It’s still continuing. We have towers deployed all along the southern border and the northern border. It’s part of Congress’s annual budget. But the vast majority of our work has been on the military side. There’s no billion-dollar contracts coming down the line to massively expand the border work.

When I visited the border with you in early 2018, it was just before we learned about families being separated and other miseries. How do you feel about that?

I’m still really proud of our work that we do with border security. The reality is, no matter what you want immigration policy to be, you should know what’s crossing the border. You’ve seen this with the Biden administration. They’ve changed policy on how to handle people coming across the border, but they still want to know if people are smuggling drugs into the US, weapons out of the US, cash back and forth. No matter what your immigration policy is, very few people want there to be no awareness of it. So I think that’s one of the reasons we’ve continued to do well, even on the border security work with the new administration.

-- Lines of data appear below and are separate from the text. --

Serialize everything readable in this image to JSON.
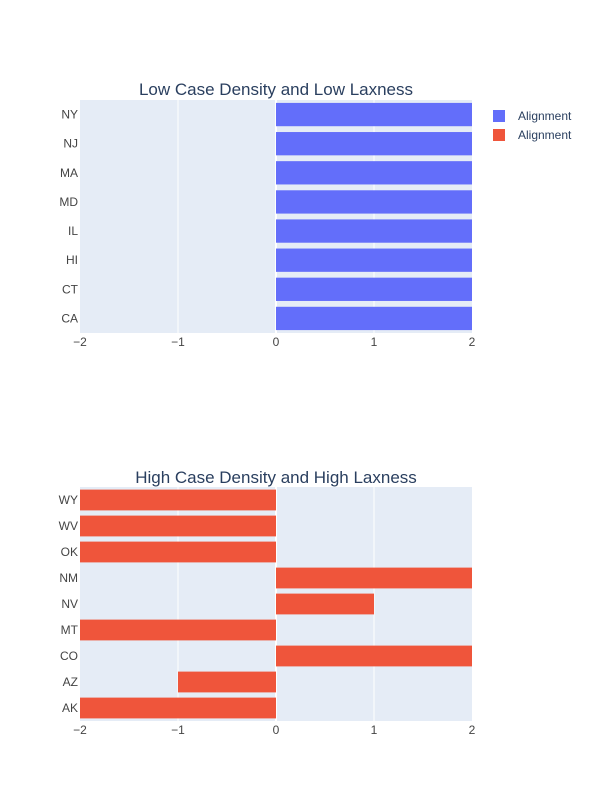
{
  "chart_data": [
    {
      "type": "bar",
      "orientation": "horizontal",
      "title": "Low Case Density and Low Laxness",
      "categories": [
        "CA",
        "CT",
        "HI",
        "IL",
        "MD",
        "MA",
        "NJ",
        "NY"
      ],
      "series": [
        {
          "name": "Alignment",
          "values": [
            2,
            2,
            2,
            2,
            2,
            2,
            2,
            2
          ],
          "color": "#636efa"
        }
      ],
      "xlim": [
        -2,
        2
      ],
      "xticks": [
        "−2",
        "−1",
        "0",
        "1",
        "2"
      ],
      "grid": true
    },
    {
      "type": "bar",
      "orientation": "horizontal",
      "title": "High Case Density and High Laxness",
      "categories": [
        "AK",
        "AZ",
        "CO",
        "MT",
        "NV",
        "NM",
        "OK",
        "WV",
        "WY"
      ],
      "series": [
        {
          "name": "Alignment",
          "values": [
            -2,
            -1,
            2,
            -2,
            1,
            2,
            -2,
            -2,
            -2
          ],
          "color": "#ef553b"
        }
      ],
      "xlim": [
        -2,
        2
      ],
      "xticks": [
        "−2",
        "−1",
        "0",
        "1",
        "2"
      ],
      "grid": true
    }
  ],
  "legend": {
    "placement": "top-right",
    "items": [
      {
        "label": "Alignment",
        "color": "#636efa"
      },
      {
        "label": "Alignment",
        "color": "#ef553b"
      }
    ]
  },
  "colors": {
    "plot_bg": "#e5ecf6",
    "grid": "#ffffff",
    "title": "#2a3f5f",
    "tick": "#444444"
  }
}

It would seem that the shift from building a wall to monitoring the border helps you.

Yeah. The first deployment that Customs and Border Protection actually paid us for was in an area where there was already a 19-foot steel barrier, but it still wasn’t stopping the traffic.

Your main focus is what you call Lattice, a way to connect many different sensors and technologies for soldiers to see what’s happening on the battlefield in real time. How is it going?

We’re working with every major branch of the US military. We’re doing a lot of work with the UK Ministry of Defense and the Australian military. The nice thing is they all agree that they want their stuff to be interoperable. The goal of Lattice is to fuse all of the sensors and all of the effectors that DOD has, not just the things that we make. I had a recent AVMS [Adaptive Vehicle Monitoring System] exercise, where we fused several dozen different existing systems. We’ve used the system in a naval destroyer and its weapon systems, and we’ve used it in some manned fighter jets. Lattice builds a picture that marks relevant things and then pushes that data to the people that need to know about it in real time.

Autonomous weapons are a controversial subject. Should we be OK with AI-based systems pulling the trigger?

We have that today. I’ve talked to people who say, “We should ban development of autonomous weapon systems before it’s too late,” but they already exist, like the close-in weapon systems that protect our aircraft carriers from incoming missiles. We have cruise missiles that can hit surface-to-air missile sites—those basically fly toward a general area, look for electronic emissions, and then strike it without sending out any comms back home. There’s no other way to solve the problem. You can’t have a person literally be responsible for pulling the trigger in every instance. The issue is to make sure that responsibility for them always lands with a person. You need to design ways of thinking about the deployment of autonomous weapons that ensures that that thinking is happening before the trigger is pulled.